Todo mundo tem seu prazer proibido. O meu são os filmes da Cannon, estúdio que, nos anos 80, produziu alguns dos piores filmes que Hollywood já testemunhou. O tempo joga uma nova perspectiva no passado, e o que era o fundo do poço cinematográfico ontem, hoje ressurge como objeto de culto, o retrato de uma época em que pesos leve podiam ressoar entre os gigantes dos grandes estúdio. É óbvio que não estou, nem de longe, sozinho nessa paixão. É o que confirma o documentário Electric Boogaloo: The Wild, Untold Story of Cannon Films, em que o diretor Mark Hartley vai à caça de colaboradores, parceiros e desafetos da dupla de produtores Menahem Golan e Yoram Globus – que fizeram a coleção de filmes mais estranhos, divertidos, improváveis e sensacionais do cinema moderno. O doc, que foi exibido no Festival do Rio, ganha agora um trailer que é pura nostalgia. Dá uma olhada e a gente continua…

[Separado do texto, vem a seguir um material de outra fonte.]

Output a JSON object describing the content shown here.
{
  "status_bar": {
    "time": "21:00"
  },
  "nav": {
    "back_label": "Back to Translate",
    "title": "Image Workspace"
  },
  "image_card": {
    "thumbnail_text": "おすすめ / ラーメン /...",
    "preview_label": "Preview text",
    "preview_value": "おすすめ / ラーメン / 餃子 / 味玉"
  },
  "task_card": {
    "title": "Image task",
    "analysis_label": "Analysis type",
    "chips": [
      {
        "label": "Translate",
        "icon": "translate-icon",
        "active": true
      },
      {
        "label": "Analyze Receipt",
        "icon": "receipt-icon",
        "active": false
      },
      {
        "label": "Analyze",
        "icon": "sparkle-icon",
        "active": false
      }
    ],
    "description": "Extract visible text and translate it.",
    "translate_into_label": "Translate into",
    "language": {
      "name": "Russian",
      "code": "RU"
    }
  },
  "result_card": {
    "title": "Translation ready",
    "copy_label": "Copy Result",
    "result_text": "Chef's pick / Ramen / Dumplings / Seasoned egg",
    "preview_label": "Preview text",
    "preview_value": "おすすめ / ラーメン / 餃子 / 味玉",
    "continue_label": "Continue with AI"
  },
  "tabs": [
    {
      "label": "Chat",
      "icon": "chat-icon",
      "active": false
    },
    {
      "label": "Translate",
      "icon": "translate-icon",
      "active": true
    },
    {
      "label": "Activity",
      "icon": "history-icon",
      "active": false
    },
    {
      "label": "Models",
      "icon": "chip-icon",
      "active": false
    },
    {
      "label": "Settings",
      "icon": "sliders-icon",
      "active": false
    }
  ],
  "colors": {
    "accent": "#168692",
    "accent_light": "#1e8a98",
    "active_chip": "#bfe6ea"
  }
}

De descer uma lágrima, não? Golan e Globus, que são primos, desenharam um modelo de negócio que consistia em comprar roteiros de quinta categoria e tocar sua produção com o orçamento mais apertado possível. Logo, a Cannon se tornou sinônimo de filmes de ação classe Z que dominaram os anos 80, além de comédias rasteiras e musicais constrangedores. A dupla de produtores também tinha lábia invejável, e conseguiu atrair alguns astros de peso (Stallone, Chuck Norris), ao mesmo tempo que dava espaço a quem já estava no segundo tempo (Charles Bronson) e lançava os heróis do amanhã (Jean Claude Van Damme). Alguns filmes mais sérios ainda foram lançados entre os tiros e as explosões, mas a pretensão de sair do abismo dos filmes B com produções mais elaboradas foi para o espaço com o fracasso astronômico de Superman IV e Mestres do Universo.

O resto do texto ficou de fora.